Saturday, June 8, 2013

Graveyard Workings

Once a year, my family travels to a tiny town in northern Arkansas, to visit a few tiny old cemeteries in the area where loved ones lie. At a couple of these cemeteries, we simply visit graves and lay flowers down, but at one, our "family" cemetery, there's a work day and reunion on the day we visit, and often we clear branches and leaves, make some repairs, and contribute to a potluck lunch.

Most of my family can drive up from their home also in Arkansas (although it's still a long drive on small roads), but other family drives down from Illinois, and this year, for the first time in too long, we, too, drove down from Indiana:
my great-grandparents--my great-grandfather died just a few months before I was born, but I was fortunate to have spent my childhood living just down the street from my Nana, who I spent the night with sometimes and who would bake me peanut butter cookies with cherry icing.
one of my Pappaw's baby siblings--you're going to be heartbroken at how many died in infancy or as very young children 
I do love the homemade markers, although most from this time haven't lasted. This one is by far the best.
Most of Pappaw's siblings are marked just by stones at head and foot, and Pappaw simply knows who is who and  points them out to us each year. At one point, my aunt and uncle hand-stamped stones for each sibling, but it's a hard climate there and they didn't hold up. This year for Christmas, all of us chipped in and each bought Pappaw a marker for each of his siblings--seems like a morbid gift, but he loved it. During our work day, then, we dug out a space and set each marker in dry cement that will naturally harden over time--sooner rather than later, as we happened to do all this during an utter downpour (of course).

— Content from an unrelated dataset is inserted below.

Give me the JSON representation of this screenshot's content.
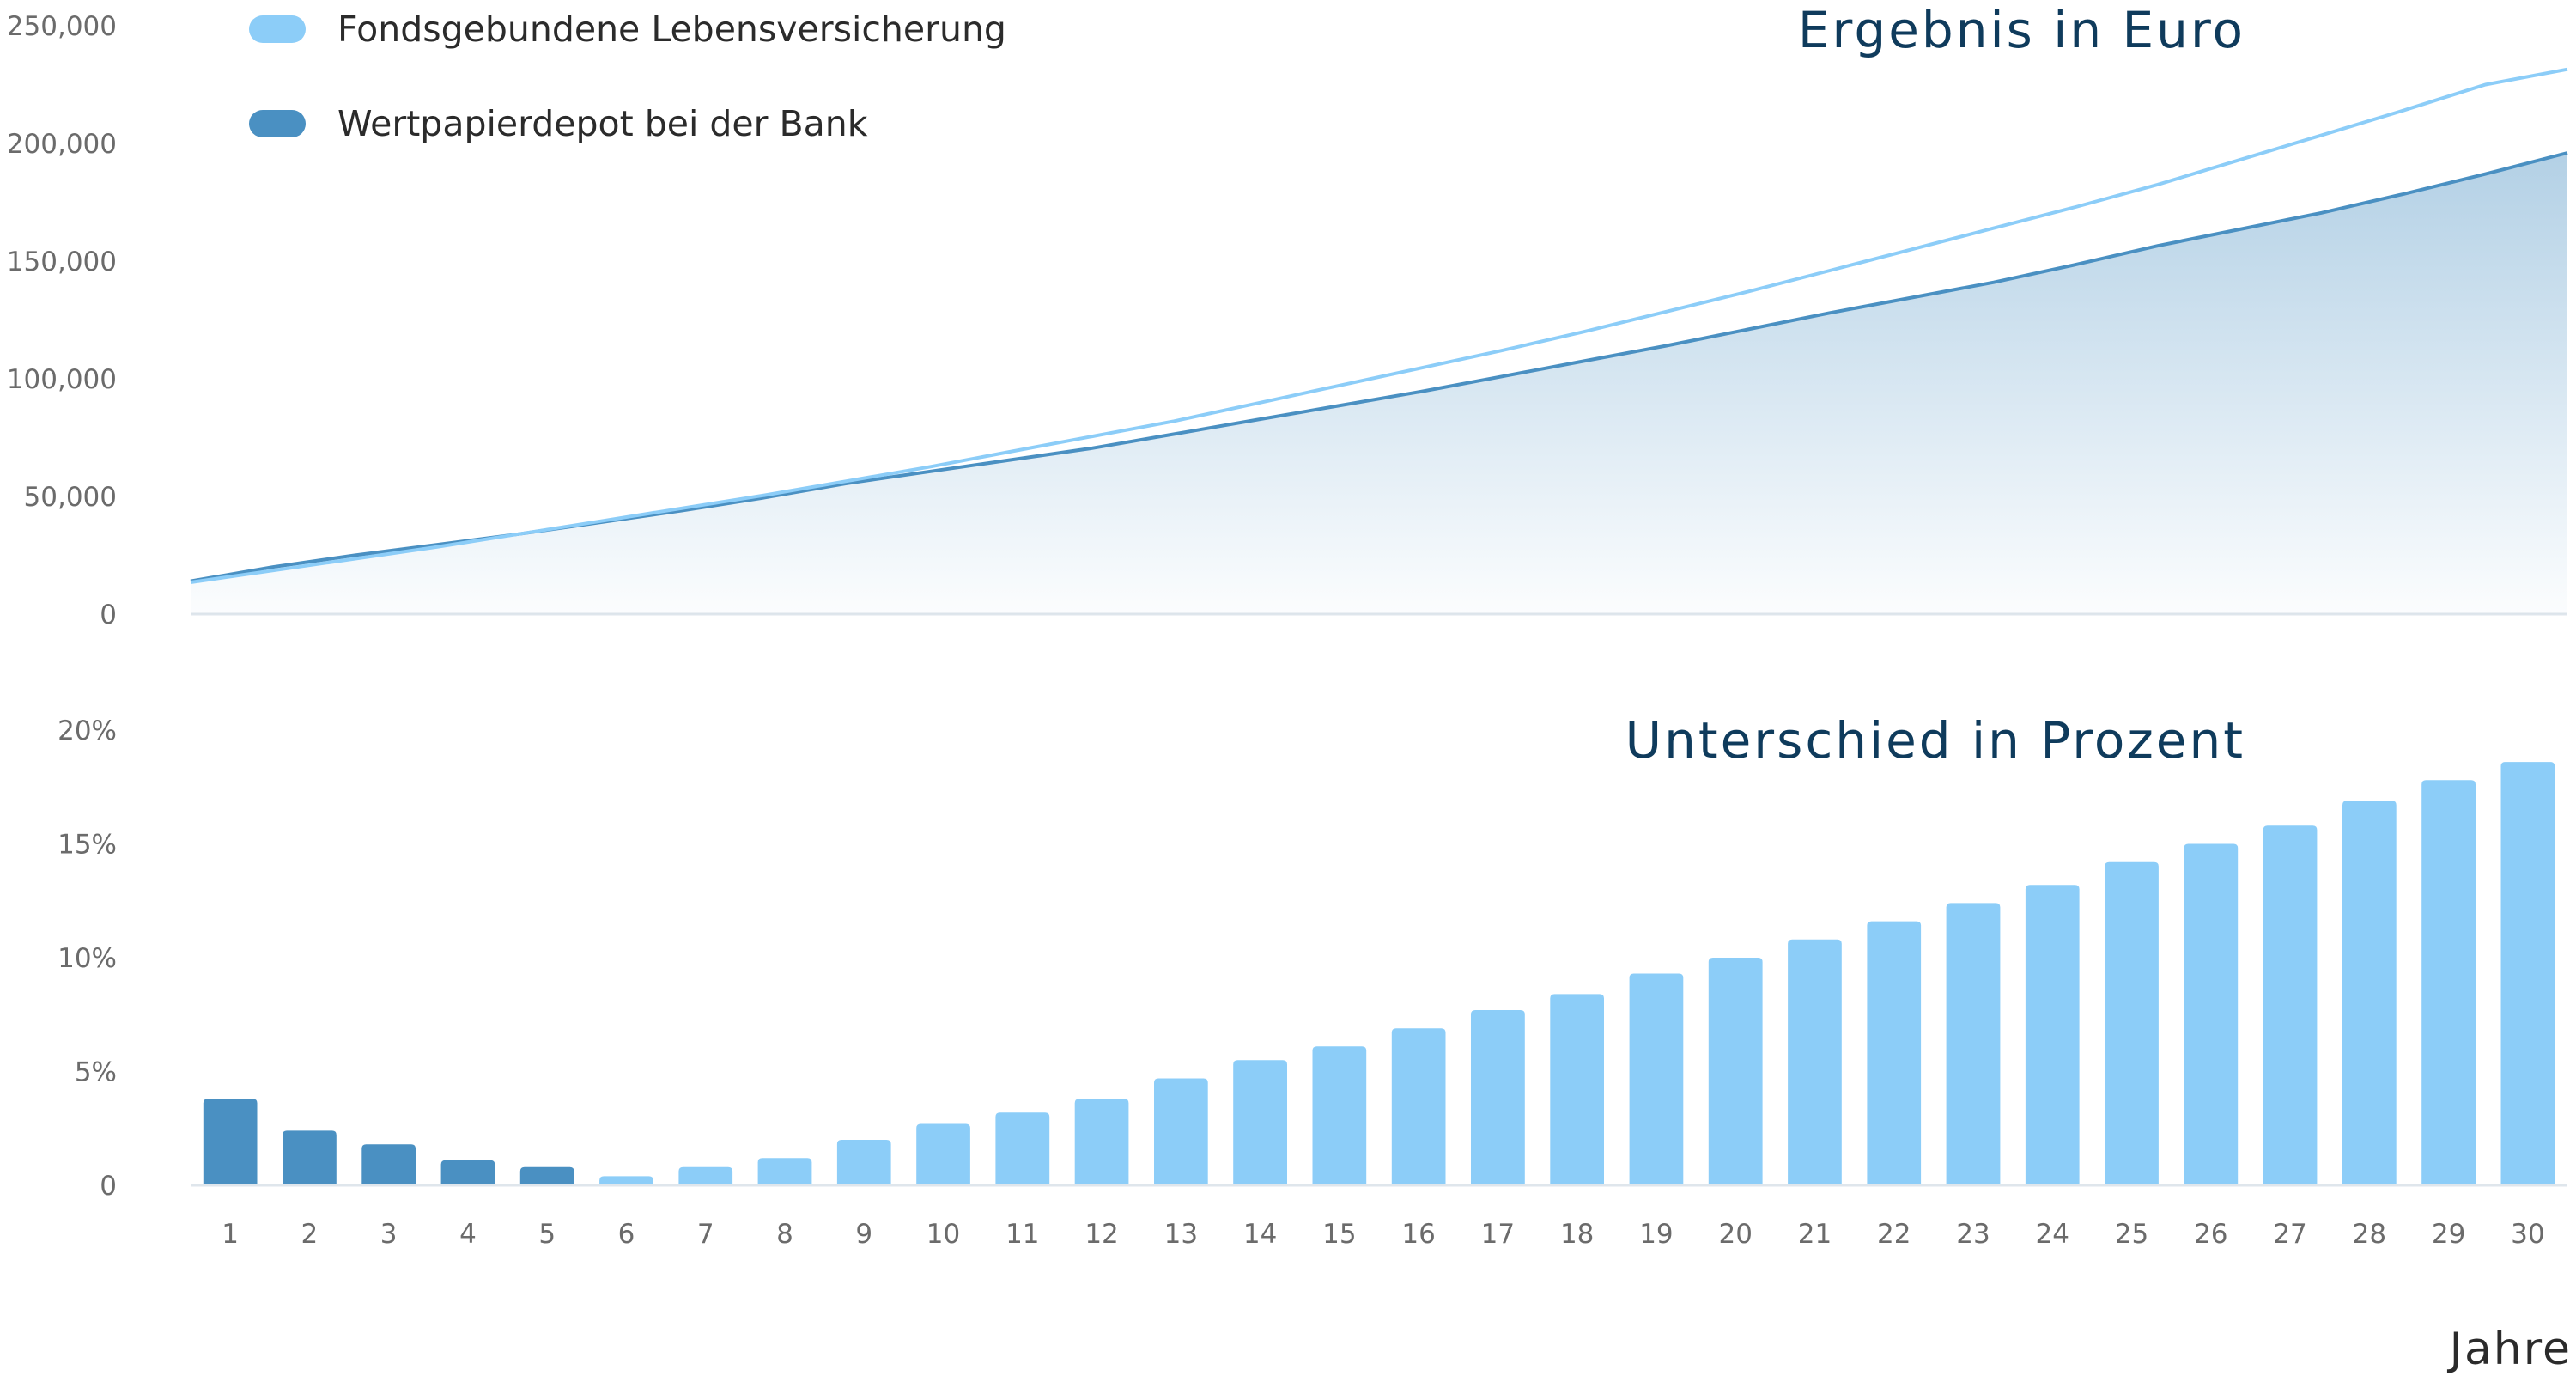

Pappaw's father, who died when Pappaw was a child, leaving Pappaw as the head of the family.  I want to say that he was approximately Willow's age, but he quit school and went to work then.
Since we're studying the Civil War, I was thrilled to have the girls visit the grave of their great-great-great grandfather. It sparked some great(ly difficult) conversations about why your average person would choose to fight for the Confederacy. The girls don't approve, of course, but I hope that they can eventually learn to respect their ancestor's service, if never his cause.
 It was a whirlwind trip, and it played hell on my diet, but stuff like this, the very stuff that I used to think was SOOOOOO boring when I was a kid, is the exact same stuff that it turns out that I want my own children well-versed in, too. I want my kids to know their roots. I want them to know what the teeny little rural mountain area my side of the family comes from looks like. I want them to know what their great-grandfather's childhood was like. I want them to wonder why one of their ancestors fought for the South in the Civil War. I want them to count the years on the stones, and think about who lived when, and what the world was like, and what their lives were like, and why they died when they did.

I hope it becomes real for them, one day, even though their own lives seem so out of that context. During our trip, Willow, of course, asked why we had to go and look at all these graves. Matt said, "When Pappaw looks at these graves, he doesn't see the graves. He sees the people that he loved, and he remembers them." Willow's a lucky girl in that she doesn't have any loved ones yet at whose grave she must stand and remember them, but someday, of course, she and her sister will know exactly what Matt means, and they'll come to appreciate our graveyard workings more as they become sadly more familiar with how grief and memory work.